Former S.C. Gov. Mark Sanford, R-Beaufort, reappeared last week with an op-ed in The State newspaper criticizing Lt. Gov. Glenn McConnell, R-Charleston.

In addition to getting a $5 million increase to the lieutenant governor’s Office on Aging in next year’s budget, McConnell — who became lieutenant governor in March after Ken Ard resigned — also scored a SLED security detail that cost nearly $500,000 a year.

Sanford said McConnell, with whom he feuded while governor, doesn’t need the detail.

Here’s what Sanford wrote: “The commodity of politics is power and the details are a tool in projecting its image. But that doesn’t make it a wise use of taxpayer resources, particularly in a state where we have unfunded liabilities that reach into the tens of billions.”

Here’s what Sanford wanted to write: “Security details are the worst! They’re always asking questions, like, ‘Where are you?’ and ‘Why are you packing a Hawaiian shirt for a hike on the Appalachian Trail?’ ”

Sanford did address his famous South American jaunt, where he ditched his security detail to go visit his lover in Argentina, saying: “That was wrong. But it doesn’t change our present obligation as taxpayers to look at what we get — and don’t get — out of what we invest in government.”

Buzz thinks that is a good point.

So keep on keeping on governor — especially if it is in the form of op-eds in The State.

Could 7th District depose Lexington as S.C.’s wildest political scene?

The Buzz is starting to think the newly-drawn 7th Congressional District, anchored in Horry County, is going to be the Palmetto State’s most exciting political venue.
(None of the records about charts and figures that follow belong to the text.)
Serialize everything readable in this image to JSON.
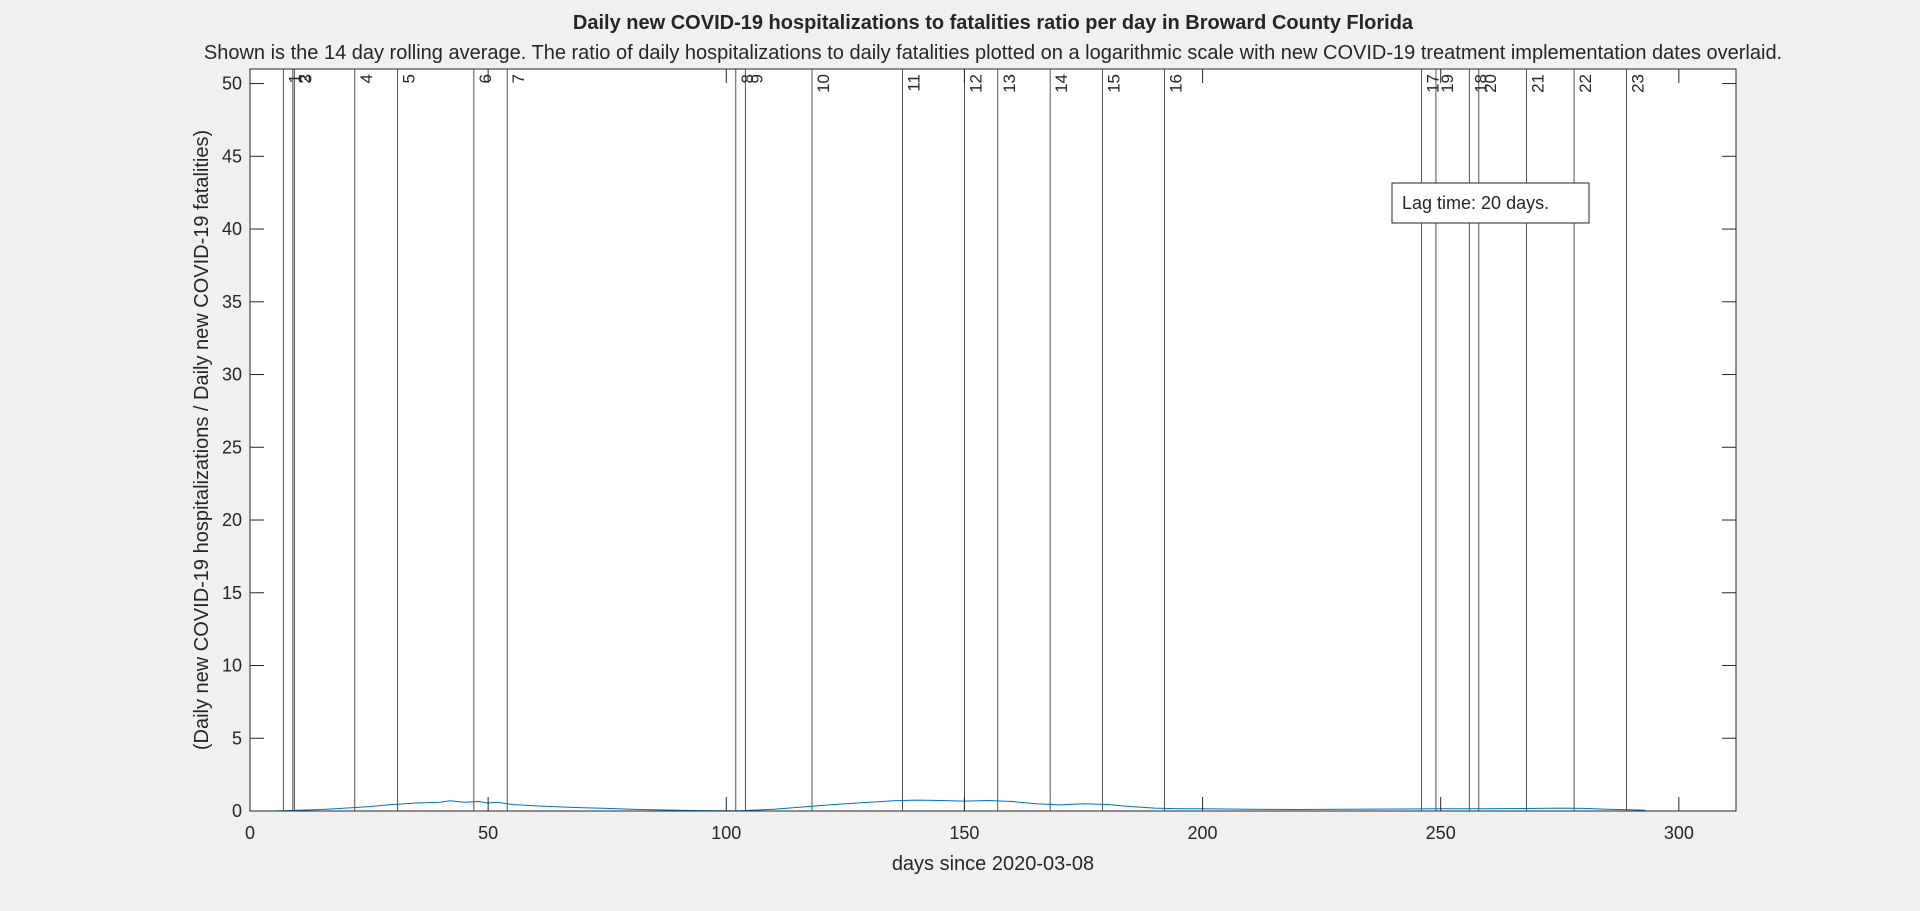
{
  "chart_data": {
    "type": "line",
    "title": "Daily new COVID-19 hospitalizations to fatalities ratio per day in Broward County Florida",
    "subtitle": "Shown is the 14 day rolling average. The ratio of daily hospitalizations to daily fatalities plotted on a logarithmic scale with new COVID-19 treatment implementation dates overlaid.",
    "xlabel": "days since 2020-03-08",
    "ylabel": "(Daily new COVID-19 hospitalizations / Daily new COVID-19 fatalities)",
    "xlim": [
      0,
      312
    ],
    "ylim": [
      0,
      51
    ],
    "x_ticks": [
      0,
      50,
      100,
      150,
      200,
      250,
      300
    ],
    "y_ticks": [
      0,
      5,
      10,
      15,
      20,
      25,
      30,
      35,
      40,
      45,
      50
    ],
    "grid": false,
    "annotation": "Lag time: 20 days.",
    "series_color": "#0072bd",
    "event_line_color": "#262626",
    "event_lines": [
      {
        "label": "1",
        "x": 7
      },
      {
        "label": "2",
        "x": 9
      },
      {
        "label": "3",
        "x": 9.3
      },
      {
        "label": "4",
        "x": 22
      },
      {
        "label": "5",
        "x": 31
      },
      {
        "label": "6",
        "x": 47
      },
      {
        "label": "7",
        "x": 54
      },
      {
        "label": "8",
        "x": 102
      },
      {
        "label": "9",
        "x": 104
      },
      {
        "label": "10",
        "x": 118
      },
      {
        "label": "11",
        "x": 137
      },
      {
        "label": "12",
        "x": 150
      },
      {
        "label": "13",
        "x": 157
      },
      {
        "label": "14",
        "x": 168
      },
      {
        "label": "15",
        "x": 179
      },
      {
        "label": "16",
        "x": 192
      },
      {
        "label": "17",
        "x": 246
      },
      {
        "label": "18",
        "x": 256
      },
      {
        "label": "19",
        "x": 249
      },
      {
        "label": "20",
        "x": 258
      },
      {
        "label": "21",
        "x": 268
      },
      {
        "label": "22",
        "x": 278
      },
      {
        "label": "23",
        "x": 289
      }
    ],
    "series": [
      {
        "x": [
          0,
          5,
          10,
          15,
          20,
          25,
          30,
          35,
          40,
          42,
          45,
          48,
          50,
          52,
          55,
          60,
          65,
          70,
          75,
          80,
          85,
          90,
          95,
          100,
          103,
          105,
          110,
          115,
          120,
          125,
          130,
          135,
          140,
          145,
          150,
          155,
          160,
          165,
          170,
          175,
          180,
          185,
          190,
          195,
          200,
          210,
          220,
          230,
          240,
          250,
          260,
          270,
          275,
          280,
          285,
          290,
          293
        ],
        "y": [
          0,
          0,
          0.05,
          0.1,
          0.2,
          0.3,
          0.45,
          0.55,
          0.6,
          0.7,
          0.6,
          0.65,
          0.55,
          0.6,
          0.45,
          0.35,
          0.28,
          0.22,
          0.18,
          0.12,
          0.08,
          0.05,
          0.03,
          0.02,
          0.02,
          0.05,
          0.12,
          0.25,
          0.38,
          0.5,
          0.6,
          0.7,
          0.75,
          0.72,
          0.68,
          0.72,
          0.65,
          0.5,
          0.42,
          0.5,
          0.45,
          0.3,
          0.2,
          0.15,
          0.15,
          0.12,
          0.1,
          0.12,
          0.14,
          0.15,
          0.16,
          0.18,
          0.2,
          0.18,
          0.12,
          0.08,
          0.05
        ]
      }
    ]
  }
}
The district won’t have its first U.S. representative until November, but it already is generating wild headlines.

First, state Rep. Thad Viers, R-Horry, drops out of the race after he learns authorities will prosecute him on charges he allegedly harassed a former girlfriend.

Next, state Rep. Ted Vick, D-Chesterfield, drops out after being charged with a DUI and having an 380 handgun in his pocket and a 21-year-old USC student in his car. (Of course, college students are not illegal, but Buzz doubts Vick’s wife was pleased with the revelation.)

Meanwhile, former Lt. Gov. Andre Bauer, the wild child of S.C. politics, gets into the race, starting a countdown to see when he next will crash a plane or get clocked going 100-plus miles per hour.

Just when Buzz thought there was no more fun to be had, Vick won 2,300 votes in last week’s Democratic Primary, even though he no longer is in the race. That set off a scuffle among Democrats over whether Gloria Tinubu won the primary outright, assuming you don’t count Vick’s votes, or should be a runoff later this month with the second-highest vote-getter, Preston Brittain.

(The Democratic Powers That Be are not pleased Tinubu, a former Georgia House representative who recently moved to the district, toppled Brittain, their heir apparent.)

Buzz can’t wait to see what will happen this week. The 7th could prove to be more fun that Lexington County GOP politics!